Local authorities He should:
• Develop a five-year strategy to increase employment rates for people over 50 in “unhealthy” communities, in partnership with business. This strategy should recognize that older women often face additional barriers to work, aside from health barriers.
• Include local targets for improving population health in line with the national average for people between the ages of 50 and 74 as part of the annual planning exercise.
• Increase support for older manual workers to stay employed. For example, training and financial support, either through a benefit system or apprenticeship programs, can help older workers transition to less physically demanding jobs as they get older.
• Promote local adaptation of prevention programs to ensure that services fully meet the health requirements of the local population.
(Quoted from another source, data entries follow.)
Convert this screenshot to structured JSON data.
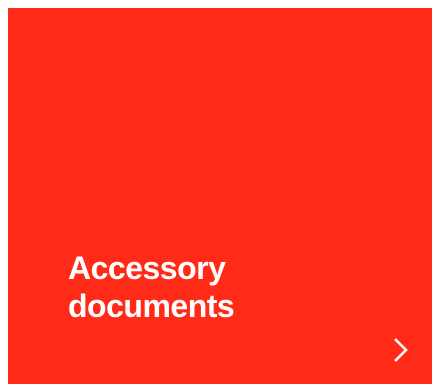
{
  "tile": {
    "title_line1": "Accessory",
    "title_line2": "documents",
    "background_color": "#ff2a17",
    "text_color": "#ffffff",
    "arrow_icon": "chevron-right-icon"
  }
}
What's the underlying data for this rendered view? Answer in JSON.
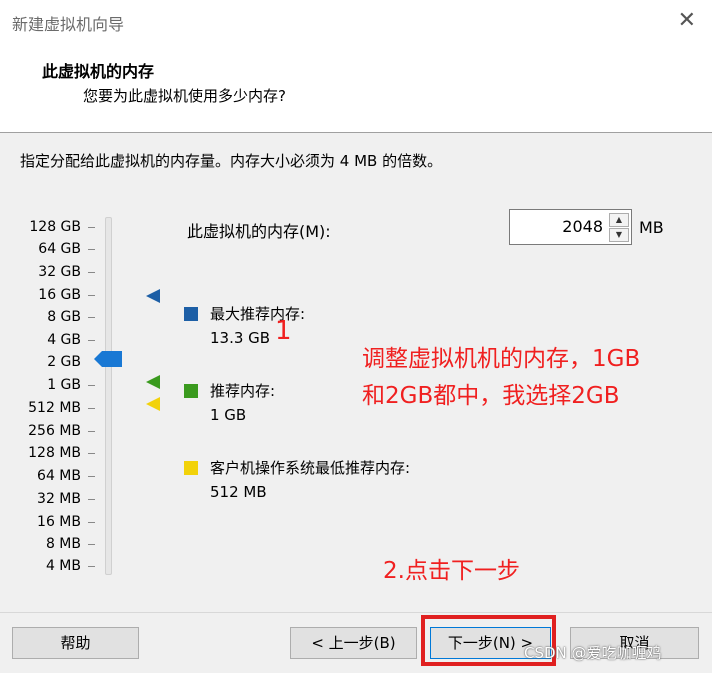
{
  "window": {
    "title": "新建虚拟机向导",
    "close_glyph": "✕"
  },
  "header": {
    "title": "此虚拟机的内存",
    "subtitle": "您要为此虚拟机使用多少内存?"
  },
  "instruction": "指定分配给此虚拟机的内存量。内存大小必须为 4 MB 的倍数。",
  "memory_scale": {
    "labels": [
      "128 GB",
      "64 GB",
      "32 GB",
      "16 GB",
      "8 GB",
      "4 GB",
      "2 GB",
      "1 GB",
      "512 MB",
      "256 MB",
      "128 MB",
      "64 MB",
      "32 MB",
      "16 MB",
      "8 MB",
      "4 MB"
    ],
    "selected": "2 GB"
  },
  "memory_input": {
    "label": "此虚拟机的内存(M):",
    "value": "2048",
    "unit": "MB",
    "up_glyph": "▲",
    "down_glyph": "▼"
  },
  "legend": {
    "max_recommended": {
      "title": "最大推荐内存:",
      "value": "13.3 GB",
      "color": "#1d5fa6"
    },
    "recommended": {
      "title": "推荐内存:",
      "value": "1 GB",
      "color": "#3a9a1e"
    },
    "guest_min": {
      "title": "客户机操作系统最低推荐内存:",
      "value": "512 MB",
      "color": "#f2d20a"
    }
  },
  "annotations": {
    "marker_1": "1",
    "note_line1": "调整虚拟机机的内存，1GB",
    "note_line2": "和2GB都中，我选择2GB",
    "step_2": "2.点击下一步",
    "color": "#f02020"
  },
  "buttons": {
    "help": "帮助",
    "back": "< 上一步(B)",
    "next": "下一步(N) >",
    "cancel": "取消"
  },
  "watermark": "CSDN @爱吃咖喱鸡"
}
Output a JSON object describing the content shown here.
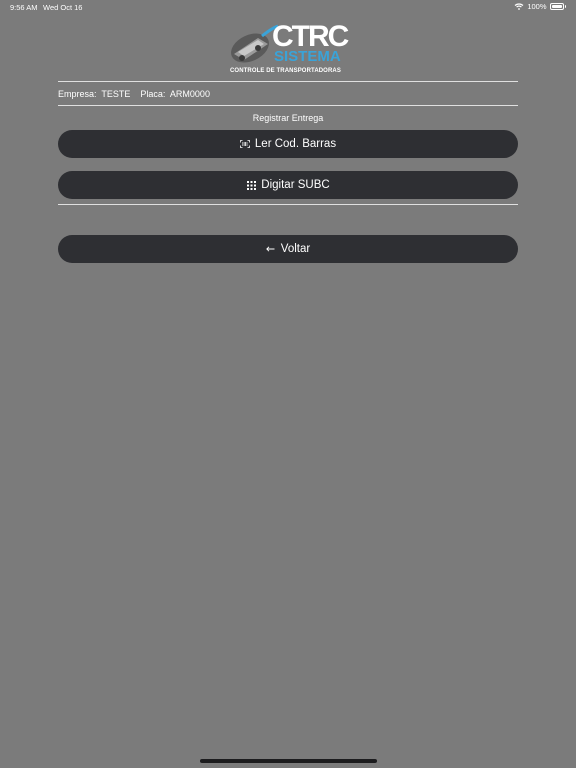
{
  "status_bar": {
    "time": "9:56 AM",
    "date": "Wed Oct 16",
    "battery_percent": "100%"
  },
  "logo": {
    "brand": "CTRC",
    "sub_brand": "SISTEMA",
    "tagline": "CONTROLE DE TRANSPORTADORAS",
    "brand_color": "#3aa3d8"
  },
  "info": {
    "empresa_label": "Empresa:",
    "empresa_value": "TESTE",
    "placa_label": "Placa:",
    "placa_value": "ARM0000"
  },
  "section": {
    "title": "Registrar Entrega"
  },
  "buttons": {
    "scan": {
      "label": "Ler Cod. Barras",
      "icon": "barcode-scan-icon"
    },
    "type": {
      "label": "Digitar SUBC",
      "icon": "keypad-grid-icon"
    },
    "back": {
      "label": "Voltar",
      "icon": "arrow-left-icon"
    }
  },
  "colors": {
    "background": "#7b7b7b",
    "button": "#2e2f33"
  }
}
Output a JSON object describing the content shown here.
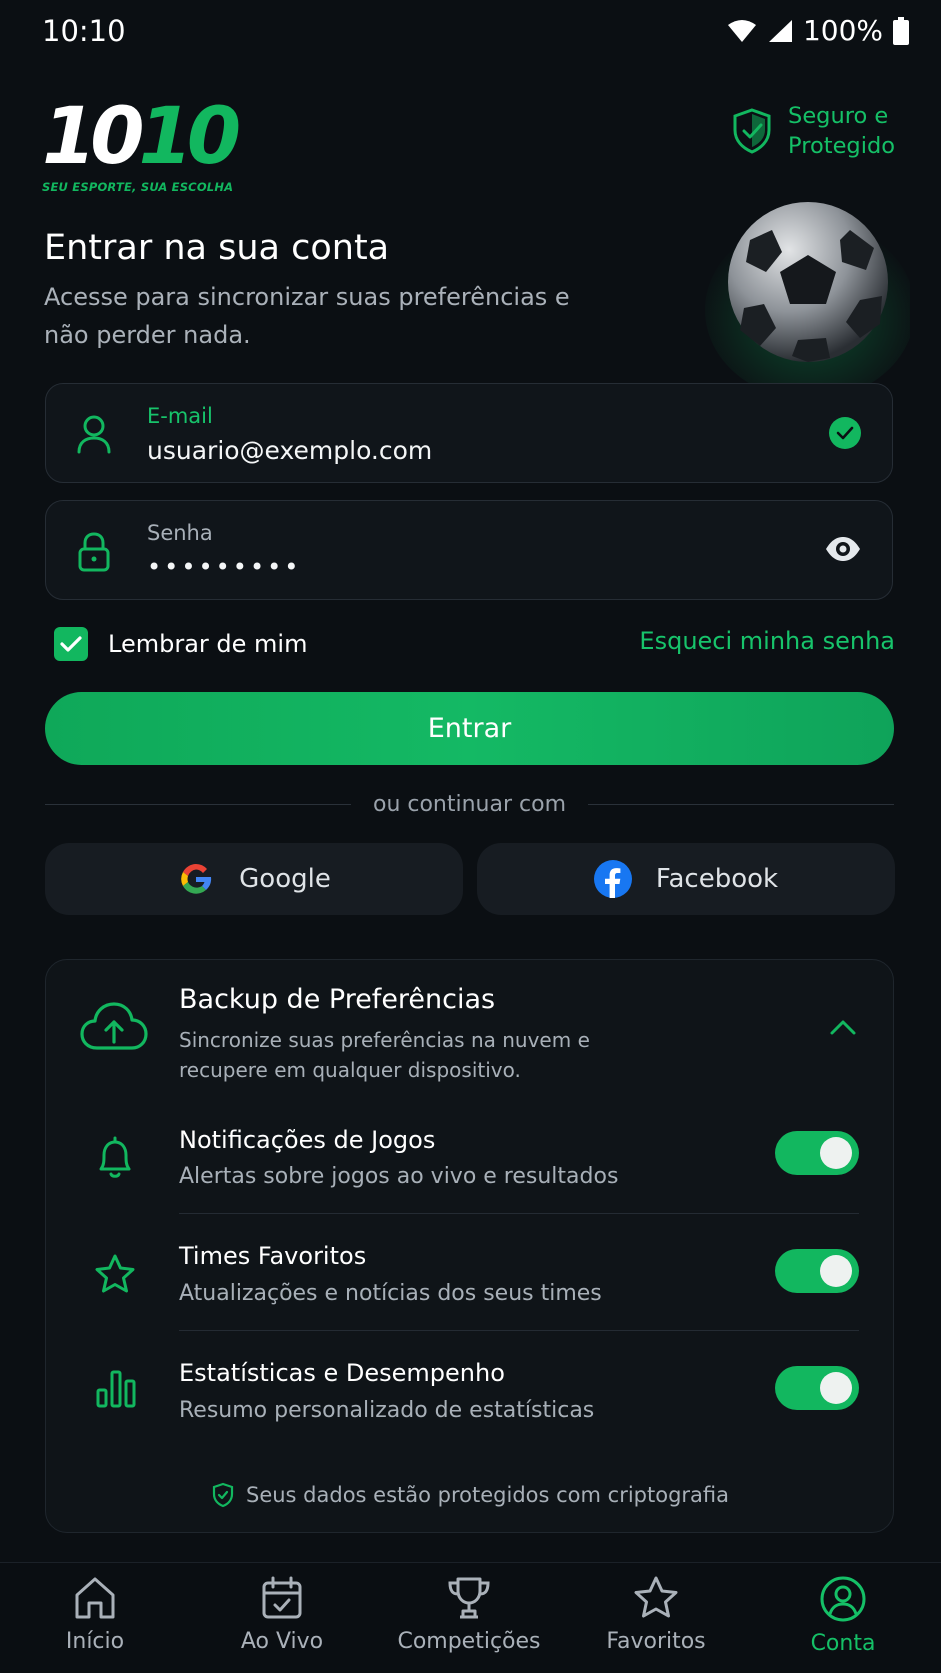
{
  "status_bar": {
    "time": "10:10",
    "battery": "100%"
  },
  "header": {
    "logo_white": "10",
    "logo_green": "10",
    "tagline": "SEU ESPORTE, SUA ESCOLHA",
    "secure_line1": "Seguro e",
    "secure_line2": "Protegido"
  },
  "login": {
    "title": "Entrar na sua conta",
    "subtitle": "Acesse para sincronizar suas preferências e não perder nada.",
    "email_label": "E-mail",
    "email_value": "usuario@exemplo.com",
    "password_label": "Senha",
    "password_value": "•••••••••",
    "remember_label": "Lembrar de mim",
    "forgot_label": "Esqueci minha senha",
    "submit_label": "Entrar",
    "divider_text": "ou continuar com",
    "google_label": "Google",
    "facebook_label": "Facebook"
  },
  "backup": {
    "title": "Backup de Preferências",
    "description": "Sincronize suas preferências na nuvem e recupere em qualquer dispositivo.",
    "items": [
      {
        "title": "Notificações de Jogos",
        "subtitle": "Alertas sobre jogos ao vivo e resultados",
        "enabled": true
      },
      {
        "title": "Times Favoritos",
        "subtitle": "Atualizações e notícias dos seus times",
        "enabled": true
      },
      {
        "title": "Estatísticas e Desempenho",
        "subtitle": "Resumo personalizado de estatísticas",
        "enabled": true
      }
    ],
    "privacy_note": "Seus dados estão protegidos com criptografia"
  },
  "nav": {
    "items": [
      {
        "label": "Início",
        "icon": "home-icon"
      },
      {
        "label": "Ao Vivo",
        "icon": "calendar-icon"
      },
      {
        "label": "Competições",
        "icon": "trophy-icon"
      },
      {
        "label": "Favoritos",
        "icon": "star-icon"
      },
      {
        "label": "Conta",
        "icon": "user-icon",
        "active": true
      }
    ]
  },
  "colors": {
    "accent": "#12b75f",
    "background": "#0b0f13",
    "card": "#0f1418"
  }
}
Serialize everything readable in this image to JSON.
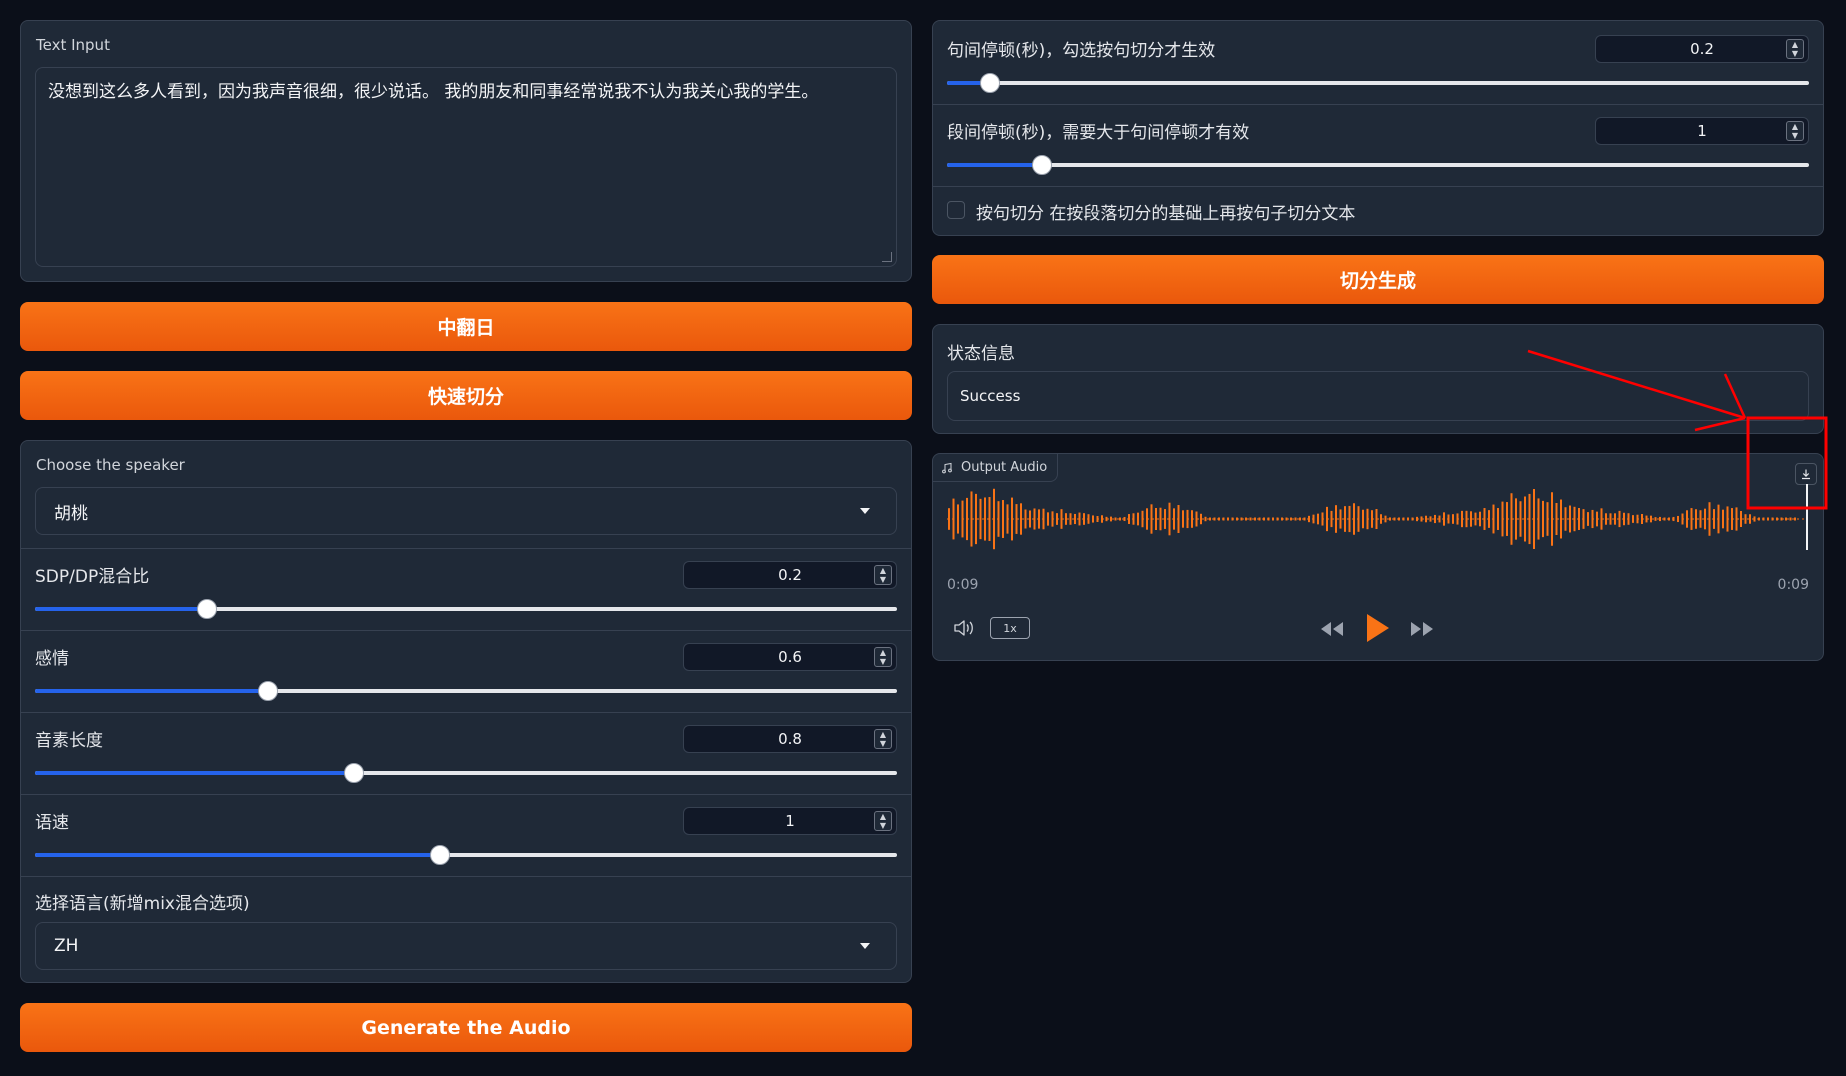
{
  "left": {
    "text_input": {
      "label": "Text Input",
      "value": "没想到这么多人看到，因为我声音很细，很少说话。 我的朋友和同事经常说我不认为我关心我的学生。"
    },
    "translate_button": "中翻日",
    "quick_split_button": "快速切分",
    "speaker": {
      "label": "Choose the speaker",
      "value": "胡桃"
    },
    "sliders": [
      {
        "label": "SDP/DP混合比",
        "value": "0.2",
        "fraction": 0.2
      },
      {
        "label": "感情",
        "value": "0.6",
        "fraction": 0.27
      },
      {
        "label": "音素长度",
        "value": "0.8",
        "fraction": 0.37
      },
      {
        "label": "语速",
        "value": "1",
        "fraction": 0.47
      }
    ],
    "language": {
      "label": "选择语言(新增mix混合选项)",
      "value": "ZH"
    },
    "generate_button": "Generate the Audio"
  },
  "right": {
    "sliders": [
      {
        "label": "句间停顿(秒)，勾选按句切分才生效",
        "value": "0.2",
        "fraction": 0.05
      },
      {
        "label": "段间停顿(秒)，需要大于句间停顿才有效",
        "value": "1",
        "fraction": 0.11
      }
    ],
    "sentence_split_checkbox": {
      "label": "按句切分 在按段落切分的基础上再按句子切分文本",
      "checked": false
    },
    "split_generate_button": "切分生成",
    "status": {
      "label": "状态信息",
      "value": "Success"
    },
    "audio": {
      "label": "Output Audio",
      "time_current": "0:09",
      "time_total": "0:09",
      "speed": "1x",
      "waveform_color": "#f97316",
      "icons": [
        "music-icon",
        "download-icon",
        "volume-icon",
        "rewind-icon",
        "play-icon",
        "forward-icon"
      ]
    }
  },
  "annotation": {
    "color": "#ff0000"
  },
  "colors": {
    "background": "#0b0f19",
    "panel": "#1f2937",
    "accent": "#f97316",
    "slider_fill": "#2563eb"
  }
}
• Addressing ageism at the local level, by educating and informing people about how to obtain the best care to prevent or manage health conditions, regardless of age. The aim is to challenge the perception that long-term conditions are an inevitable consequence of aging when many of them are preventable. Local authorities must also work with companies to challenge employers’ perceptions that older people’s health is a barrier to their participation in the labor market.
Despite the often prevalent narrative that one’s health is an individual rather than a societal problem, the entire community is affected by poor health. It’s not just about helping people live longer, healthier lives but supporting local economies and economic growth.
The settlement agenda is more important now than ever, and it is vital that it not be sidelined.
The Health of Aging in Places (HOPE) project is an interdisciplinary research project funded by the Health Foundation under the Social and Economic Value of Health in Place (SEVHP) Program. The research team includes scientists from the Department of Epidemiology and Public Health at University College London (UCL) and the University of Leeds School of Geography. Full report, Health and Place: How Improving Health Can Keep Older Workers Employed, available here. The report was written and published by the UK’s International Center on Longevity.
The work was launched on 19 October 2022, at an event where keynote speakers included Lord James Bethel, Parliamentary Under-Secretary-General for Health and Social Care. Slides from the event are available here: https://ilcuk.org.uk/hope-project-report/
Dr. Murray discussed working further with Dr. Brian Beach on this Connecting Our Lives podcast.